Evidence of birth defects after taking diabetes medications

- Advertisement -
- Advertisement -


It is cheap and quite effective in lowering blood sugar. And by some it is also seen as a kind of miracle drug beyond the treatment of diabetes, as a life-prolonger, genetic protector and cancer preventive. The medicine is called metformin.

It was discovered exactly 100 years ago. It is the most widely used oral antidiabetic drug worldwide. In 2019, it ranked fourth overall in the number of prescriptions in the United States.

The old rule that there is no effect without side effects also applies to metformin. In general, and compared to many other active ingredients, the drug is considered to be very well tolerated.

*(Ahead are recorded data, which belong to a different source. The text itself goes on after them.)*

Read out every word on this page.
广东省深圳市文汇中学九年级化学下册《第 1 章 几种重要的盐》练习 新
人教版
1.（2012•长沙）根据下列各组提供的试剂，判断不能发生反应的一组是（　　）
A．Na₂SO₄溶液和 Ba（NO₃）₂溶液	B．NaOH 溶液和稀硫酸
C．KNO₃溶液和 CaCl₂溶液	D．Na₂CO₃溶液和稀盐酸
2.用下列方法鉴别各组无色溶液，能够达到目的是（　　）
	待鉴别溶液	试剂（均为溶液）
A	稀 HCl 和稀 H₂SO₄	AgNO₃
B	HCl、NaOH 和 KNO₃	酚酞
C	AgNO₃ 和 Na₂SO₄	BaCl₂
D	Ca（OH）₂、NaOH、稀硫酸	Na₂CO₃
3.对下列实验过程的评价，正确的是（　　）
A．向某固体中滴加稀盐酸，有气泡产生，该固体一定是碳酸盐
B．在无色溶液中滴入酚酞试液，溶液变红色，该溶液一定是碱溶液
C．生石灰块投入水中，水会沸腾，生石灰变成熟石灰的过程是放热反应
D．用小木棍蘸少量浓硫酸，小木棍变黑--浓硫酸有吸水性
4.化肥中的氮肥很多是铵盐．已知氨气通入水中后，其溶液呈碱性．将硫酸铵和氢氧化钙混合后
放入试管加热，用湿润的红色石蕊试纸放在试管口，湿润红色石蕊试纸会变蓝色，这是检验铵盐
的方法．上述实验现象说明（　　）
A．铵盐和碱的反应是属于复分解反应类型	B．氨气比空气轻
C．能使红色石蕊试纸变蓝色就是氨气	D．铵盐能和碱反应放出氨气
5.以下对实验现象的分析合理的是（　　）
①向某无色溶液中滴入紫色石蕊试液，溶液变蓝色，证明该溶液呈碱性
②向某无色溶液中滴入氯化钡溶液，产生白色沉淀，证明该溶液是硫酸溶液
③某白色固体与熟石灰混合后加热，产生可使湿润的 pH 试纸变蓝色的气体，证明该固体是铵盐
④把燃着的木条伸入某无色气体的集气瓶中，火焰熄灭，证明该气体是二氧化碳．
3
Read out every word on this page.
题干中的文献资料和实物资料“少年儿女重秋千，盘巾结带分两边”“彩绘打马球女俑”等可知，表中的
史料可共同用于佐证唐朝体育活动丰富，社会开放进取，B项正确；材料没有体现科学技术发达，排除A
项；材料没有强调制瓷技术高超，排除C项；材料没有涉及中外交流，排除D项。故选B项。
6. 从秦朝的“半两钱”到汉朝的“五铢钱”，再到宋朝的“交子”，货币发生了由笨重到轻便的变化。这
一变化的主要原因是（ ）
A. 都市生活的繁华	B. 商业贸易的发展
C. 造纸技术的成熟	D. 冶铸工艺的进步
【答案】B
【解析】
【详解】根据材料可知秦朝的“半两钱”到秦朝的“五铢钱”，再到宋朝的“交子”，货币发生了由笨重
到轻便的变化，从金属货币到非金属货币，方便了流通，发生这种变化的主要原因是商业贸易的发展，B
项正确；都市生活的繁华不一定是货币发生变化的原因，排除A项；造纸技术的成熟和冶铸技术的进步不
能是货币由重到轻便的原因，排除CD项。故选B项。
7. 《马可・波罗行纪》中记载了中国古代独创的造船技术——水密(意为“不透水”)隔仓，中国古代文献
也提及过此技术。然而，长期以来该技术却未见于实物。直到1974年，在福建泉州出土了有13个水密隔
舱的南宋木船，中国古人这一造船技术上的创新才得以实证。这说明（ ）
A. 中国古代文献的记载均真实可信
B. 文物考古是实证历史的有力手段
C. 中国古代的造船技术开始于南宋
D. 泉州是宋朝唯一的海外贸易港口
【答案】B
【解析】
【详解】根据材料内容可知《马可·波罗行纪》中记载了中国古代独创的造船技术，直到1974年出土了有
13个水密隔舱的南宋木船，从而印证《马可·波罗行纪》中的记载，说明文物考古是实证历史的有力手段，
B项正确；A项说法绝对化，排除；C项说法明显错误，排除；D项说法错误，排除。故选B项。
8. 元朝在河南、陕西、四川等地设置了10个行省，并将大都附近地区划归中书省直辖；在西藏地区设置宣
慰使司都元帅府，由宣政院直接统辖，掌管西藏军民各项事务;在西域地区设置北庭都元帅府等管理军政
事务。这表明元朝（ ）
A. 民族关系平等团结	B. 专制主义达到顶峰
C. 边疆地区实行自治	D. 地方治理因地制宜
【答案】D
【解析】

Disturbed sperm maturation?

But it is known that it can cause gastrointestinal irritation and problems with liver metabolism. It had been suspected for some time that taking the drug might also have a problematic effect on germ cells, thereby increasing the chance of birth defects. A 2018 study showed that it caused changes in the stem cells of rat testes.

The suspicion is now confirmed by a human-related study. In boys whose fathers took metformin during the period of sperm maturation, that is, in the three months before the partner conceived, an analysis of data from Denmark found higher rates of malformations in the genital area.

Not much in percentage terms, but maybe a lot in absolute terms

However, the overall risk of such defects remained low. According to the study’s lead author, Maarten Wensink, it was 0.9 percent compared to the daily mirror. Yet that, about one in every hundred children, is three times higher than the usual average (0.24 percent). According to Wensink, some of the malformations can be treated with surgery. However, boys are often at higher risk for testicular cancer. Due to the fact that many people are taking metformin, the absolute number of affected families worldwide could be high, although the percentage is still low.

(Read about the connection between corona infections and diabetes here).

However, according to the experts, more studies are needed to clarify whether the statistically clear connection between metformin intake and birth defects is also a causal connection. Because it is also possible that other factors play a role. For example, it cannot be ruled out that both the underlying disease, diabetes, and subsequent diseases, such as obesity, or changes in blood lipid levels play a role here.

stay with therapy

Or the group of men who are more likely to be prescribed metformin, as opposed to, say, insulin, which has not been shown to be associated with the incidence of birth defects, are more likely to father children with such defects for other reasons. And since insulin is more effective than metformin at controlling blood sugar, the findings could simply be due to the fact that, on average, diabetes therapy works worse here, according to Channa Jayasena, an andrologist at Imperial College London. . Because the negative effects of diabetes that is not optimally adjusted on the male reproductive organs have been clearly demonstrated for a long time.

[Alle aktuellen Nachrichten zum russischen Angriff auf die Ukraine bekommen Sie mit der Tagesspiegel-App live auf ihr Handy. Hier für Apple- und Android-Geräte herunterladen.]

However, Wensink’s team combed through the data as best they could for the possible influence of such influences: “The connection between metformin and birth defects remained constant after statistical adjustment for potential confounders,” Wolfgang said. Rathmann, head of the epidemiology working group of the German Diabetes Center at the Heinrich-Heine University of Düsseldorf Science Media Center Germany.

single database

However, it was “clearly too early” to “pronounce a change in therapy recommendations” on the basis of this study. In his opinion, men who take metformin and behave in a way that would cause them to father a child should continue to take the drug. But “if the results are confirmed in several studies, insulin treatment would be an alternative.”

The study is based on data from Denmark of children born between 1997 and 2016 and their parents. It would not have been possible in Germany and most other countries because the relevant information is not collected in a targeted way. she is in the now Annals of Internal Medicine published.